Laparoscopic Simulation in Reverse and Side Alignment Does Not Improve Task Performance in Forward Alignment: A Randomized Controlled Trial

Nashwa Khogali, DO, Pam Haan, RN, BSN, Cheryl Anderson, RN, BSN, MSA, Rama Gupta, BS, Caroline Moon, BS, David Henry, MD, Srinivas Kavuturu, MD. Michigan State University Department of Surgery.

Introduction: Because the influence of visual-spatial discordance during training on laparoscopic skills acquisition is poorly understood, we hypothesized that forward alignment surgical skills performed on a laparoscopic trainer would improve following simulation experiences that create a situation of extreme visual-spatial discordance (e.g., reverse and side alignment). We conducted a randomized controlled trial to test this hypothesis.

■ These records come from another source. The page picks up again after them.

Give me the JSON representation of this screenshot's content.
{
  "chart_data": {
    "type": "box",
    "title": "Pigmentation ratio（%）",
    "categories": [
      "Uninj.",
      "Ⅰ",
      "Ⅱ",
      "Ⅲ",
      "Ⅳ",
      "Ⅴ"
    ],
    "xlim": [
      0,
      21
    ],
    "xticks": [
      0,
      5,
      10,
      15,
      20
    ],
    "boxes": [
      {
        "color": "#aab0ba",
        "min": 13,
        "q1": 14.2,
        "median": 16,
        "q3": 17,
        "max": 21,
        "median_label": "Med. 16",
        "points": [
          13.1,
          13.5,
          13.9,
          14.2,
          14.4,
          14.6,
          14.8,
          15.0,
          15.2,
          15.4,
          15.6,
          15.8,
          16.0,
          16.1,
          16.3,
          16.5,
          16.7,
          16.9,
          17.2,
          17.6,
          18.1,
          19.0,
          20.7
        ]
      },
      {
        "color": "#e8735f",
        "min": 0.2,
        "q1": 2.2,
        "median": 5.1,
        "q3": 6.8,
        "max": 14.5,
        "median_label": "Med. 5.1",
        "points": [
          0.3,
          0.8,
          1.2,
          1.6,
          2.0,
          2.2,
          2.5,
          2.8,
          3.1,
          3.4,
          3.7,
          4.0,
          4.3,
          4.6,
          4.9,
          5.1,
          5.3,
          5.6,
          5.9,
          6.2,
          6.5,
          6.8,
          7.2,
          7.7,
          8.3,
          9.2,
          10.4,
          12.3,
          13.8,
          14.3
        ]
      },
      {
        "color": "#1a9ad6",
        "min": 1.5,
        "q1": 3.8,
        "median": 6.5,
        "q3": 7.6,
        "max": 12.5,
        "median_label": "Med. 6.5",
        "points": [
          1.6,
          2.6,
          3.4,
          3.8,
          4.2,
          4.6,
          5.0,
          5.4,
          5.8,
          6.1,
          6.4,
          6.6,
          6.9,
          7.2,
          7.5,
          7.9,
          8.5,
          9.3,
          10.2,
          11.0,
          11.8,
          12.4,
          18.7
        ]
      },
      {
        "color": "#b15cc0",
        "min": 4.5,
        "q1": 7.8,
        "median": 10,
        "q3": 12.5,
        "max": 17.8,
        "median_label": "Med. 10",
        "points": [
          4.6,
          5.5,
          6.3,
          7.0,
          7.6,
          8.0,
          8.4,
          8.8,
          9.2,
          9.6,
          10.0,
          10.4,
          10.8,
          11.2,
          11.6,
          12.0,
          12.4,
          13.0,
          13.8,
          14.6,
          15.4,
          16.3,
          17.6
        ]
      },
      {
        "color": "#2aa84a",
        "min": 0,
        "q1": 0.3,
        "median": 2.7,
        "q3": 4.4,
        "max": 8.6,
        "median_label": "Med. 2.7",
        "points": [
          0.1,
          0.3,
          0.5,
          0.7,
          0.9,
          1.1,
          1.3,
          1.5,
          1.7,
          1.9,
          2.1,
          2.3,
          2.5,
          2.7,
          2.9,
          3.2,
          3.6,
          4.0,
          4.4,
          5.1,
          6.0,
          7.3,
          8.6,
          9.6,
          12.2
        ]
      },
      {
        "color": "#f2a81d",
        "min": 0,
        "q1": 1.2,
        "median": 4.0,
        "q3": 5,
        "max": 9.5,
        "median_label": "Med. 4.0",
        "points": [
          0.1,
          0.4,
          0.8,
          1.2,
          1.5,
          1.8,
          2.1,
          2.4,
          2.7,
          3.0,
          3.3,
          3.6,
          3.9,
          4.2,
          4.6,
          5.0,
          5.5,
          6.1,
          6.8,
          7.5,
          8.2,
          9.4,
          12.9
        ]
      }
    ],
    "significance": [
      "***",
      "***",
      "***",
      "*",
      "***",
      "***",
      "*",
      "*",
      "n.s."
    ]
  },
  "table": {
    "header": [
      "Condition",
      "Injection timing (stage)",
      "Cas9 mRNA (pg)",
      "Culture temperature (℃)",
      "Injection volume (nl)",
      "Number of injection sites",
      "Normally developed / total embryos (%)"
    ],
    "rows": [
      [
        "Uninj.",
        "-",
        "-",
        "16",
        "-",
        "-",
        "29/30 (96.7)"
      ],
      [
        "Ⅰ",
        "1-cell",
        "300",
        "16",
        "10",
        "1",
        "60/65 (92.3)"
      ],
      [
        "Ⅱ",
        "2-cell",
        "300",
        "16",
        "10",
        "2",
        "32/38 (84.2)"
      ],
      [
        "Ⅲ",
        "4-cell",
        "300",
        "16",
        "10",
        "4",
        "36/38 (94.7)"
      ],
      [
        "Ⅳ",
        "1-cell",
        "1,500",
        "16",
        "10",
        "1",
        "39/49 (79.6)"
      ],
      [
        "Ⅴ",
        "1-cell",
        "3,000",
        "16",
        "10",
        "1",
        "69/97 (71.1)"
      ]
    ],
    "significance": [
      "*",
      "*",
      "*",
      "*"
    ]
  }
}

Methods: A trainer box was configured to view forward, side, and reverse camera angles of the visual field to perform Fundamentals of Laparoscopic Surgery peg transfers. Medical students (n=60) without laparoscopic experience were randomized to one of three groups, each group practicing in a different order of alignment (forward, side, reverse). Each group had four peg transfer practice sessions and was tested at the end of each session in forward alignment only (Table 1). Group A practiced all four sessions in the forward alignment. Group B practiced in the forward, forward, side, and reverse alignment. Group C practiced in the forward, side, reverse, and forward alignment. The practice and testing was completed in one session. Test scores for each group were compared using General Linear Modeling (P < 0.05). Likert-based pre- and post-trial surveys were completed by participants (e.g., demographics, dexterity, video-gaming experience), analyzed by x2 (P < 0.05).

Table 1.  Algorithm

Group A (n=20)
 Group B (n=20)  Group C (n=20)
 3 practices – forward   3 practices – forward   3 practices – forward
 Pre-test peg transfer – forward alignment
 10 practices – forward  10 practices – forward 10 practices – side 
 1st test peg transfer – forward alignment
 10 practices – forward  10 practices – side  10 practices – reverse
 2nd test peg transfer – forward alignment
 10 practices – forward  10 practices – reverse  10 practices – forward
 3rd test peg transfer – forward alignment

Results: Group A students performed better when compared to Group B and C students (Table 2) in their final test (p = < 0.001). Group B and C students’ test performance in forward alignment was significantly worse after side and reverse practice sessions (p = 0.044). Since Group C students’ last practice session was in forward alignment, their final test performance was the same as Group A (p = >.999). We found no significant difference in test performance related to dexterity, gender, age, or video-gaming experience.

Table 2. Final test scores after three practice sessions

Groups Mean Score P Value
A vs. C 70.7 ± 12.9 vs. 74.2 ± 16.4 >0.999
A vs. B+C 70.7 ± 12.9 vs. 101.8 ± 32.0 & 74.2 ± 16.4 0.01

Conclusions: Our results show that side and reverse alignment practice does not improve laparoscopic skills in forward alignment, refuting our hypothesis. The visual-spatial discordance caused by the side and reverse alignment practice resulted in no improvement in forward alignment testing. Since the statistical final tests for Group C were the same as Group A, it proves that once the visual-spatial discordance is corrected by practicing in the forward alignment, students performed the same as those who never experienced the discordance.